Setelah itu dia segera pamit, hendak pergi.
Namun Susan langsung memanggilnya.
“Kamu... kamu... kamu benar-benar tidak punya belas kasihan? Malam-malam begini, kamu tega meninggalkanku seorang diri di sini?” Susan menggigit bibir, menatap Yun Fei dengan tatapan penuh rasa kecewa dan sedikit kesal.
Matanya sedikit merah, seperti kucing liar yang ditinggal dan membawa sedikit rasa rindu serta kesedihan.
Aku... aku...
Yun Fei gagap.
“Apa maksudmu? Apakah kamu ingin aku meninggalkanmu begitu saja tanpa peduli?” Susan menatap Yun Fei, lalu memutar mata dua kali.
“Ini... ini situasi ibumu gimana?” Yun Fei mengernyit, saat itu dia sudah tidak punya tenaga untuk meladeni.

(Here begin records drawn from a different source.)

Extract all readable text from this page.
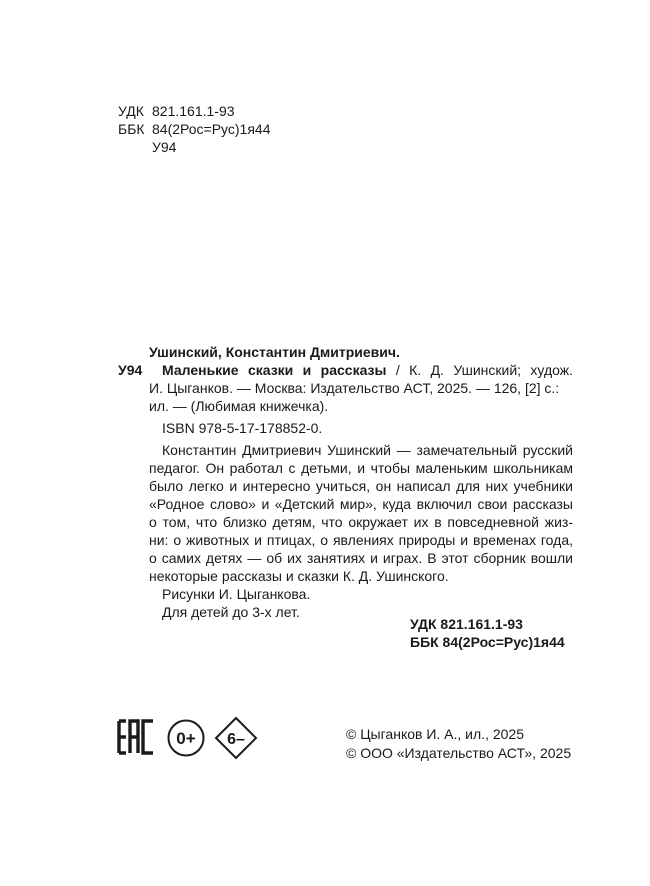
УДК 821.161.1-93
ББК 84(2Рос=Рус)1я44
У94
У94
Ушинский, Константин Дмитриевич.
Маленькие сказки и рассказы / К. Д. Ушинский; худож.
И. Цыганков. — Москва: Издательство АСТ, 2025. — 126, [2] с.:
ил. — (Любимая книжечка).
ISBN 978-5-17-178852-0.
Константин Дмитриевич Ушинский — замечательный русский
педагог. Он работал с детьми, и чтобы маленьким школьникам
было легко и интересно учиться, он написал для них учебники
«Родное слово» и «Детский мир», куда включил свои рассказы
о том, что близко детям, что окружает их в повседневной жиз-
ни: о животных и птицах, о явлениях природы и временах года,
о самих детях — об их занятиях и играх. В этот сборник вошли
некоторые рассказы и сказки К. Д. Ушинского.
Рисунки И. Цыганкова.
Для детей до 3-х лет.
УДК 821.161.1-93
ББК 84(2Рос=Рус)1я44
0+ 6–	© Цыганков И. А., ил., 2025
© ООО «Издательство АСТ», 2025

Aktris drama seperti ini terlalu berlebihan!
Aku sudah menyelamatkan nyawamu, kamu malah minta aku bertanggung jawab?
Apa ini jangan-jangan bercanda?
Kita berdua kan tidak ada hubungan apa-apa?
Tentu saja.
Kalau ada sedikit hubungan pun bukan masalah.
Hanya saja...
Saat ini Yun Fei pikirannya sama sekali tidak tertarik pada urusan asmara, hatinya sedang kacau karena masalah dengan Gereja Penyihir dan keluarga Yun, mana sempat memikirkan hal-hal seperti ini.
“Kamu kan pria sejati, kok tidak ada sedikit pun sikap gentleman? Kalau kamu pria sejati, silakan pergi!” Susan mengerucutkan bibir, menatap Yun Fei dengan wajah penuh kesal.
Dia adalah putri sulung keluarga Su.
Sehari-hari, ke mana pun dia pergi, selalu menjadi pusat perhatian.
Bahkan para pemuda berbakat dari berbagai keluarga dan pengusaha muda selalu berusaha menarik perhatiannya, tapi pria di depannya ini benar-benar mengabaikan upayanya.
Ini membuat Susan sangat frustasi.
Aku... aku...
Yun Fei benar-benar tak tahu harus berkata apa.
Di dunia ini, bagaimana mungkin ada gadis sehebat ini?